Merenguera por siempre
Por Gustavo N. Perednik
La reina del merengue a fines del 2005 lanza su ultima producción sorprendiendo a todo el mundo. Hubo un gran cambio en la carrera de Milly Quezada, luego de varios años deja Sony para irse con un label más pequeño pero más intimo.
¿Cuántos discos tenes un tu carrera?
Este disco es el Nro. 7 en mi carrera como solista y el Nro. 28 en mi carrera artística. Este disco fue producido por Ramón Orlando y se titula “MQ”, la siglas de mi nombre. Este disco me dio mucha ilusión por que fue un gran paso para mí salir de la familia Sony y entrar a una nueva familia que me recibieron de maravillas.
¿Pensaste alguna vez en cambiar de género musical?
No podría, recuerda que soy de Republica Dominicana; yo fui merenguera, soy merenguera y seré merenguera. Aunque si se fijan en el disco hay una canción en la que mezclo el merengue con un poco de Reggaeton. “QM” es un disco de merengue, su contenido refleja lo mas lindo de este género. Los temas de este disco están diseñados especialmente para complacer al buen bailador del merengue.

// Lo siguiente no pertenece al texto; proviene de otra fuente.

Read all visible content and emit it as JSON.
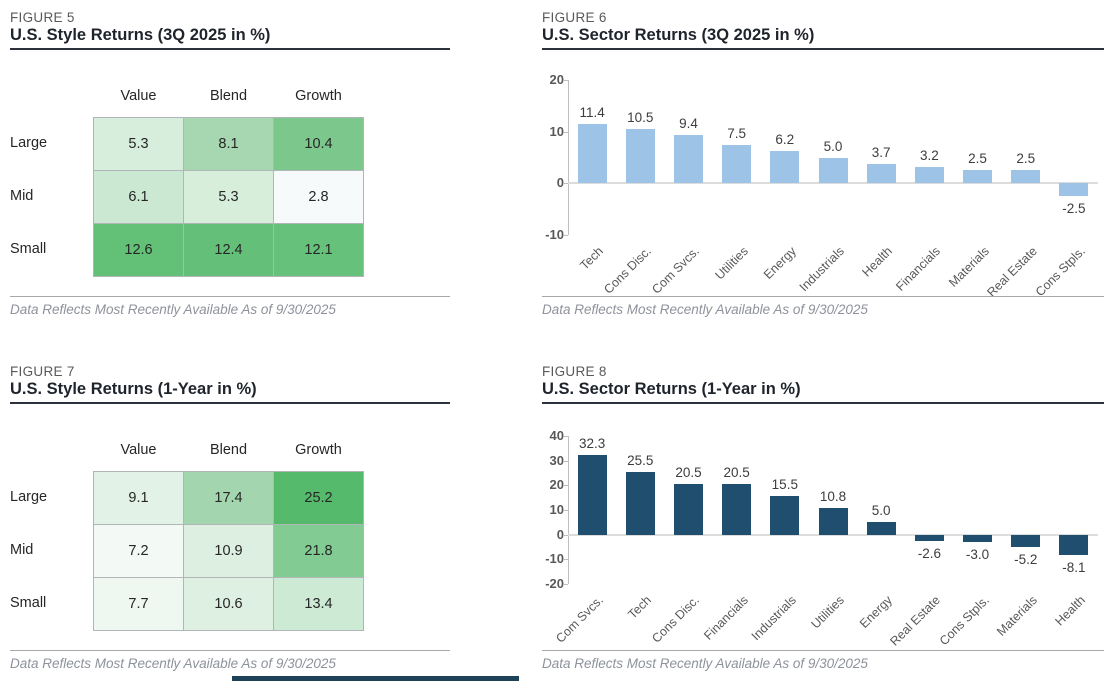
{
  "page": {
    "footnote": "Data Reflects Most Recently Available As of 9/30/2025",
    "bottom_bar_color": "#1E4257"
  },
  "colors": {
    "light_blue_bar": "#9DC3E6",
    "dark_blue_bar": "#1F4E6E",
    "axis": "#BFBFBF",
    "zero_line": "#DCDCDC",
    "tick_label": "#595959",
    "bar_label": "#3D3D3D"
  },
  "chart_data": [
    {
      "id": "fig5",
      "type": "heatmap",
      "figure_label": "FIGURE 5",
      "title": "U.S. Style Returns (3Q 2025 in %)",
      "columns": [
        "Value",
        "Blend",
        "Growth"
      ],
      "row_labels": [
        "Large",
        "Mid",
        "Small"
      ],
      "values": [
        [
          5.3,
          8.1,
          10.4
        ],
        [
          6.1,
          5.3,
          2.8
        ],
        [
          12.6,
          12.4,
          12.1
        ]
      ],
      "cell_colors": [
        [
          "#d7eedc",
          "#a6d7b0",
          "#7bc78c"
        ],
        [
          "#cbe8d2",
          "#d7eedb",
          "#f7fafa"
        ],
        [
          "#62c077",
          "#64c078",
          "#66c17a"
        ]
      ],
      "footnote": "Data Reflects Most Recently Available As of 9/30/2025"
    },
    {
      "id": "fig6",
      "type": "bar",
      "figure_label": "FIGURE 6",
      "title": "U.S. Sector Returns (3Q 2025 in %)",
      "categories": [
        "Tech",
        "Cons Disc.",
        "Com Svcs.",
        "Utilities",
        "Energy",
        "Industrials",
        "Health",
        "Financials",
        "Materials",
        "Real Estate",
        "Cons Stpls."
      ],
      "values": [
        11.4,
        10.5,
        9.4,
        7.5,
        6.2,
        5.0,
        3.7,
        3.2,
        2.5,
        2.5,
        -2.5
      ],
      "bar_color": "#9DC3E6",
      "ylim": [
        -10,
        20
      ],
      "yticks": [
        20,
        10,
        0,
        -10
      ],
      "footnote": "Data Reflects Most Recently Available As of 9/30/2025"
    },
    {
      "id": "fig7",
      "type": "heatmap",
      "figure_label": "FIGURE 7",
      "title": "U.S. Style Returns (1-Year in %)",
      "columns": [
        "Value",
        "Blend",
        "Growth"
      ],
      "row_labels": [
        "Large",
        "Mid",
        "Small"
      ],
      "values": [
        [
          9.1,
          17.4,
          25.2
        ],
        [
          7.2,
          10.9,
          21.8
        ],
        [
          7.7,
          10.6,
          13.4
        ]
      ],
      "cell_colors": [
        [
          "#e2f2e6",
          "#a3d6ae",
          "#56ba6c"
        ],
        [
          "#f3f9f4",
          "#dcefe0",
          "#82cb93"
        ],
        [
          "#eef7f0",
          "#def0e2",
          "#cdead5"
        ]
      ],
      "footnote": "Data Reflects Most Recently Available As of 9/30/2025"
    },
    {
      "id": "fig8",
      "type": "bar",
      "figure_label": "FIGURE 8",
      "title": "U.S. Sector Returns (1-Year in %)",
      "categories": [
        "Com Svcs.",
        "Tech",
        "Cons Disc.",
        "Financials",
        "Industrials",
        "Utilities",
        "Energy",
        "Real Estate",
        "Cons Stpls.",
        "Materials",
        "Health"
      ],
      "values": [
        32.3,
        25.5,
        20.5,
        20.5,
        15.5,
        10.8,
        5.0,
        -2.6,
        -3.0,
        -5.2,
        -8.1
      ],
      "bar_color": "#1F4E6E",
      "ylim": [
        -20,
        40
      ],
      "yticks": [
        40,
        30,
        20,
        10,
        0,
        -10,
        -20
      ],
      "footnote": "Data Reflects Most Recently Available As of 9/30/2025"
    }
  ]
}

¿Cómo surgió la idea de hace esa mezcla con el Reggaeton?
La iniciativa fue de mi hijo. El fue el encargado de hacer los arreglos para “La mala Palabra” y me sugirió darle ese sabor. Creo que fue un acierto por que nos ayudo a darle más variedad al contenido del disco. Además Héctor “El father” es un gran talento musical.

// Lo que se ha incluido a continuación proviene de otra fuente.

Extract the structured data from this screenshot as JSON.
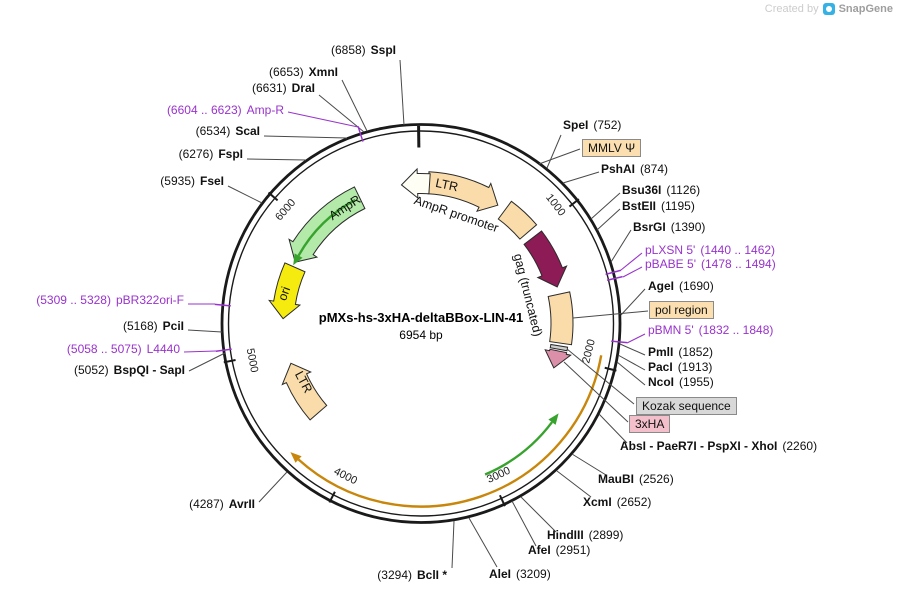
{
  "watermark": {
    "created_by": "Created by",
    "brand": "SnapGene"
  },
  "plasmid": {
    "name": "pMXs-hs-3xHA-deltaBBox-LIN-41",
    "size": "6954 bp"
  },
  "tick_labels": [
    "1000",
    "2000",
    "3000",
    "4000",
    "5000",
    "6000"
  ],
  "feature_labels": {
    "ltr5": "LTR",
    "ampr_promoter": "AmpR promoter",
    "gag": "gag (truncated)",
    "ampr": "AmpR",
    "ori": "ori",
    "ltr3": "LTR"
  },
  "boxed_labels": {
    "mmlv": "MMLV Ψ",
    "pol": "pol region",
    "kozak": "Kozak sequence",
    "ha": "3xHA"
  },
  "sites_left": [
    {
      "pos": "(6858)",
      "name": "SspI"
    },
    {
      "pos": "(6653)",
      "name": "XmnI"
    },
    {
      "pos": "(6631)",
      "name": "DraI"
    },
    {
      "pos": "(6604 .. 6623)",
      "name": "Amp-R",
      "primer": true
    },
    {
      "pos": "(6534)",
      "name": "ScaI"
    },
    {
      "pos": "(6276)",
      "name": "FspI"
    },
    {
      "pos": "(5935)",
      "name": "FseI"
    },
    {
      "pos": "(5309 .. 5328)",
      "name": "pBR322ori-F",
      "primer": true
    },
    {
      "pos": "(5168)",
      "name": "PciI"
    },
    {
      "pos": "(5058 .. 5075)",
      "name": "L4440",
      "primer": true
    },
    {
      "pos": "(5052)",
      "name": "BspQI - SapI"
    },
    {
      "pos": "(4287)",
      "name": "AvrII"
    },
    {
      "pos": "(3294)",
      "name": "BclI *"
    }
  ],
  "sites_right": [
    {
      "name": "SpeI",
      "pos": "(752)"
    },
    {
      "name": "PshAI",
      "pos": "(874)"
    },
    {
      "name": "Bsu36I",
      "pos": "(1126)"
    },
    {
      "name": "BstEII",
      "pos": "(1195)"
    },
    {
      "name": "BsrGI",
      "pos": "(1390)"
    },
    {
      "name": "pLXSN 5'",
      "pos": "(1440 .. 1462)",
      "primer": true
    },
    {
      "name": "pBABE 5'",
      "pos": "(1478 .. 1494)",
      "primer": true
    },
    {
      "name": "AgeI",
      "pos": "(1690)"
    },
    {
      "name": "pBMN 5'",
      "pos": "(1832 .. 1848)",
      "primer": true
    },
    {
      "name": "PmlI",
      "pos": "(1852)"
    },
    {
      "name": "PacI",
      "pos": "(1913)"
    },
    {
      "name": "NcoI",
      "pos": "(1955)"
    },
    {
      "name": "AbsI - PaeR7I - PspXI - XhoI",
      "pos": "(2260)"
    },
    {
      "name": "MauBI",
      "pos": "(2526)"
    },
    {
      "name": "XcmI",
      "pos": "(2652)"
    },
    {
      "name": "HindIII",
      "pos": "(2899)"
    },
    {
      "name": "AfeI",
      "pos": "(2951)"
    },
    {
      "name": "AleI",
      "pos": "(3209)"
    }
  ],
  "colors": {
    "wheat": "#F9DCA9",
    "gag_maroon": "#8C1B56",
    "kozak_gray": "#CFCFCF",
    "ha_pink": "#DC8FA9",
    "ori_yellow": "#F5EB0F",
    "ampr_green": "#B3E9A9",
    "promoter_ivory": "#FFFEF4",
    "orf_green": "#37A32D",
    "transcript_orange": "#C8860A",
    "primer_purple": "#9933CC",
    "backbone": "#1a1a1a"
  }
}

¿Dónde hiciste la promoción de “MQ”?
Por supuesto que la promoción empezó nada más y nada menos que en Miami, no podía ser de otra forma. Luego seguimos por Puerto Rico, Republica Dominicana y otros países más. Igual no crean que solo fuimos a Miami dentro de los Estados Unidos, también fuimos a Nueva York y Los Ángeles.
“MQ” demuestra como el tiempo no pasa para los grandes artistas. Un talentoso de verdad sabe adaptarse a las épocas, y eso mismo fue lo que hizo Milly Quezada en su canción “La mala palabra”. Se adaptó al presente pero sin olvidarse quien es ella. Muchos no intentan hacer eso por miedo a fracasar, sin duda Milly Quezada no solo no tiene miedo; sino que no fracasó.